Su Domani prosegue il Blog mafie, da un’idea di Attilio Bolzoni e curato insieme a Francesco Trotta. Potete seguirlo su questa pagina. Ogni mese un macro-tema, approfondito con un nuovo contenuto al giorno in collaborazione con l’associazione Cosa vostra. Questa serie pubblicherà alcuni stralci del libro “C'era una volta il pool antimafia” edito da Zolfo Editore


Il lavoro che dovevamo affrontare era comunque immane. E nell’attività investigativa, oltre alla collaborazione degli uomini della Guardia di Finanza, va rimarcato che la collaborazione con la magistratura di altri Stati, in particolare la Svizzera, ci fece conseguire risultati insperati.

Per il compimento di atti istruttori in altri Paesi è necessario ricorrere all’istituto della rogatoria, la cui funzione è quella di rendere possibile, per l’autorità giudiziaria, non solo l’espletamento di atti processuali ma anche la raccolta di elementi di prova presso una diversa autorità giudiziaria, italiana o straniera.

L’esperienza maturata in tanti anni aveva insegnato a tutti noi che spesso le rogatorie venivano espletate con ritardo o in modo insoddisfacente perché il giudice richiesto era già impegnato in altre indagini, alle quali dava, comprensibilmente, la precedenza. E allora l’intuizione vincente fu di andare personalmente in altri Paesi a compiere atti o acquisire documenti e a conoscere i colleghi con i quali intrattenere rapporti di collaborazione.

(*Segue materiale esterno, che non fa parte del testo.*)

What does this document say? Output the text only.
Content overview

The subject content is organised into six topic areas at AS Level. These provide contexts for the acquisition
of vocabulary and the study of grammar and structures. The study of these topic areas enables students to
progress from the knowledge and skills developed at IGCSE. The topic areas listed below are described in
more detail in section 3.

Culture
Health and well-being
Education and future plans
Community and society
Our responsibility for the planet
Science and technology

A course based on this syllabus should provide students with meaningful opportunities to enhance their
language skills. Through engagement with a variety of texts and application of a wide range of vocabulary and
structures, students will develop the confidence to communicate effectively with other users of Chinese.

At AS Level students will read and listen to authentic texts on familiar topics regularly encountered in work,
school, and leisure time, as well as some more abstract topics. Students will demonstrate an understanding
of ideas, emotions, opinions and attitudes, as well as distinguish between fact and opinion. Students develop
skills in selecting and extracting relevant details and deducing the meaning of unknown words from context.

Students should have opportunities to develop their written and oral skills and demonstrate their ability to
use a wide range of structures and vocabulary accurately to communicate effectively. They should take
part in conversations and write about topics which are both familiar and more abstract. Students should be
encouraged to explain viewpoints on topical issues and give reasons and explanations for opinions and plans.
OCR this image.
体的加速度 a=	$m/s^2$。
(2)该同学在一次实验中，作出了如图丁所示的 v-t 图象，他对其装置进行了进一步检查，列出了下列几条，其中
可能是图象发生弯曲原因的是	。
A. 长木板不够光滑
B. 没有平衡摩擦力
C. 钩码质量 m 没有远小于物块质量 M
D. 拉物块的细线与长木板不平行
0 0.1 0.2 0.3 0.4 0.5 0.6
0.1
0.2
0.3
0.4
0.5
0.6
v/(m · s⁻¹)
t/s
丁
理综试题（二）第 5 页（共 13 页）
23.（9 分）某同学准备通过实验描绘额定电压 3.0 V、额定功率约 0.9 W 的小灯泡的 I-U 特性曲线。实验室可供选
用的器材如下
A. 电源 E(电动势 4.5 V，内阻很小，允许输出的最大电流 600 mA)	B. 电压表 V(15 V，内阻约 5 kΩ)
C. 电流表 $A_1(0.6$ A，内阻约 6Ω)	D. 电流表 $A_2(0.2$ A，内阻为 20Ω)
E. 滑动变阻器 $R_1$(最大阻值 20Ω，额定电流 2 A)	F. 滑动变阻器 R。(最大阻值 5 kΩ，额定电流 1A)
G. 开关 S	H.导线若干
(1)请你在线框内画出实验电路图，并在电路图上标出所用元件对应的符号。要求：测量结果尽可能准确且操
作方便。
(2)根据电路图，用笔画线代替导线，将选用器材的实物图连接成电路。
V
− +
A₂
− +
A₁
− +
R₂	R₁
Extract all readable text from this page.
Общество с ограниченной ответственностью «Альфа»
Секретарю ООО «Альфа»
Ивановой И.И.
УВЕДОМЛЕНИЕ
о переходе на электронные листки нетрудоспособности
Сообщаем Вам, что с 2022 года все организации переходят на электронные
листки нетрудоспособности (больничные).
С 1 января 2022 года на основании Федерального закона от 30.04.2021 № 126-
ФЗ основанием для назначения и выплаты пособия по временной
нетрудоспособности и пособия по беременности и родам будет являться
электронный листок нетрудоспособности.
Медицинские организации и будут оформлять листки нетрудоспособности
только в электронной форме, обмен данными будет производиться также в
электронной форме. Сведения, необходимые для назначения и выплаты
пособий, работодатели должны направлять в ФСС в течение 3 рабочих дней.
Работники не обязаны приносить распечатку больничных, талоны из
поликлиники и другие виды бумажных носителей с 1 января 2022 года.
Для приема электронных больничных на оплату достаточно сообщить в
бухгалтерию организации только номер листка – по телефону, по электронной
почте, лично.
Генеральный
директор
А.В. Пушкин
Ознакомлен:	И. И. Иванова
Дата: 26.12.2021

Un’iniziativa che il consigliere aggiunto Marcantonio Motisi più volte aveva bollato come “turismo giudiziario”!

Falcone fu autorizzato a recarsi in Svizzera per una rogatoria. In quell’occasione conobbe Carla Del Ponte, procuratrice di Lugano, la più giovane in servizio in quell’ufficio, alla quale era stato comunicato che un magistrato italiano, anzi siciliano, un certo Giovanni Falcone, si era voluto scomodare per venire fin lassù, chissà perché... Da allora ebbe inizio un sodalizio professionale e un saldo rapporto di amicizia che diede frutti eccezionali.

A sua volta il magistrato elvetico venne a Palermo per interrogare esponenti mafiosi che, confidando sull’impenetrabile segreto bancario svizzero, avevano acceso conti correnti a loro nome sui quali pendevano delle indagini.

Lo stesso Salvatore Riina venne interrogato da Del Ponte, alla quale, in tono aggressivo, chiese perché fosse venuta fino a Palermo per perdere tempo, visto che si era rifiutato di rispondere alle sue domande. Poi alla fine, con un classico atteggiamento mafioso, si scusò.

Proprio lei, Carla Del Ponte, era presente a Palermo – come spiegherò meglio più avanti – il giorno del fallito attentato a Falcone, il 21 giugno del 1989, e chissà quanto questa vicinanza contribuì a che il muro del segreto svizzero, a un certo punto, iniziasse a cedere.

Un giorno arrivò la notizia che le autorità elvetiche erano pronte a consegnare copia della documentazione bancaria relativa a Vito Ciancimino.

Un’informazione riservatissima e clamorosa alla quale doveva darsi seguito nell’immediato perché un’eventuale fuga di notizie avrebbe rischiato di mandare a monte l’operazione.

Subito venne allertata la Guardia di Finanza che si occupò di ritirare la documentazione presso un istituto di credito di Chiasso e di consegnarla a Falcone, quasi fosse un importante trofeo.

In effetti, era come se il Palermo calcio avesse vinto la Coppa dei Campioni, ma lo sapevamo solo noi; e dubito che in certe zone della città, se alcuni mafiosi l’avessero saputo, ci sarebbero stati grandi festeggiamenti.

Oggi, come sappiamo, a distanza di tantissimi anni, il “metodo Falcone” è comunemente utilizzato, con risultati mai raggiunti prima, in Italia e all’estero.